Deep-sea scientists have photographed an incredibly rare, and eerily beautiful, ‘glass octopus’ during a ground-breaking expedition in the central Pacific Ocean.
Building upon a pioneering 2017 expedition, marine scientists aboard the Schmidt Ocean Institute research vessel Falkor spent 34 days exploring the remote Phoenix Islands archipelago.
The team carried out high-resolution seafloor mapping of more than 30,000 square kilometres as well as camera exploration of five additional seamounts, in research described as ‘the most comprehensive study of deep sea coral and sponge ecosystems in this part of the world’.
Check out footage of the surreal looking creature below:
Expedition Chief Scientist Dr. Randi Rotjan of Boston University said:
It has been very inspiring to help document the biodiversity of unexplored seamounts on the high seas and in U.S. waters.
We’re at the beginning of the UN Decade of Ocean Science for Sustainable Development, so now is the time to think about conservation broadly across all oceanscapes, and the maps, footage, and data we have collected will hopefully help to inform policy and management in decision making around new high seas protected areas.
Among other notable findings, scientists made two sightings of this extraordinarily rare, and almost completely transparent, octopus, an animal with just three visible features: the optic nerve, eyeballs and digestive tract.
Prior to this expedition, live footage of this octopus has been scarce, meaning scientists have had to mostly learn about the species through the study of specimens discovered in the gut contents of ocean predators.
Schmidt Ocean Institute
Dr. Jyotika Virmani, executive director of Schmidt Ocean Institute, said:
Working with scientists and local researchers, this expedition is a remarkable example of the frontiers of science and exploration that we are able to support.

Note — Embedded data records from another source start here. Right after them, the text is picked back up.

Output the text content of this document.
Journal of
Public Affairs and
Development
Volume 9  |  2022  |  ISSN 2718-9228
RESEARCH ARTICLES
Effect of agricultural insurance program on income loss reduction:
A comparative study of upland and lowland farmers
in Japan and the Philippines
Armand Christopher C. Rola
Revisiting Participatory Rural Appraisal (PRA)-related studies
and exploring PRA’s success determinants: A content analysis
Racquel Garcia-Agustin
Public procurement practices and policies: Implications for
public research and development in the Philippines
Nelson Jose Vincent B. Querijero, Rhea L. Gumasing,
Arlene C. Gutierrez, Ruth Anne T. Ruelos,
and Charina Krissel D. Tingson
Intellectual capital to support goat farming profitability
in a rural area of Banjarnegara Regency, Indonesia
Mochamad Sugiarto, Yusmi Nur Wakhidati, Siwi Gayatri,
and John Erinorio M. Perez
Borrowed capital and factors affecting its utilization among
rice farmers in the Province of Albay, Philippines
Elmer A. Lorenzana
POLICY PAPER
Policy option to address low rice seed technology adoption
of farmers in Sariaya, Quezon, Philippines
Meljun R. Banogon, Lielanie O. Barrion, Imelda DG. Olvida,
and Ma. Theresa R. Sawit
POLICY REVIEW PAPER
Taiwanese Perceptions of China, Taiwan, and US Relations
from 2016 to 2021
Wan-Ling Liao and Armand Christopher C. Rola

Live-streaming the dives gives us a glimpse of rarely seen and fascinating creatures such as the transparent glass octopus.
By providing this platform to further the understanding of our ocean, we trigger the imagination while helping to push forward scientific insights and the protection of our underwater world.
It’s hoped these findings will help define the origins of adaptive immunity within multicellular animals, a development that chould assist with modern medical research in fields such as cancer immunotherapies, drug delivery and enhanced vaccine efficacy.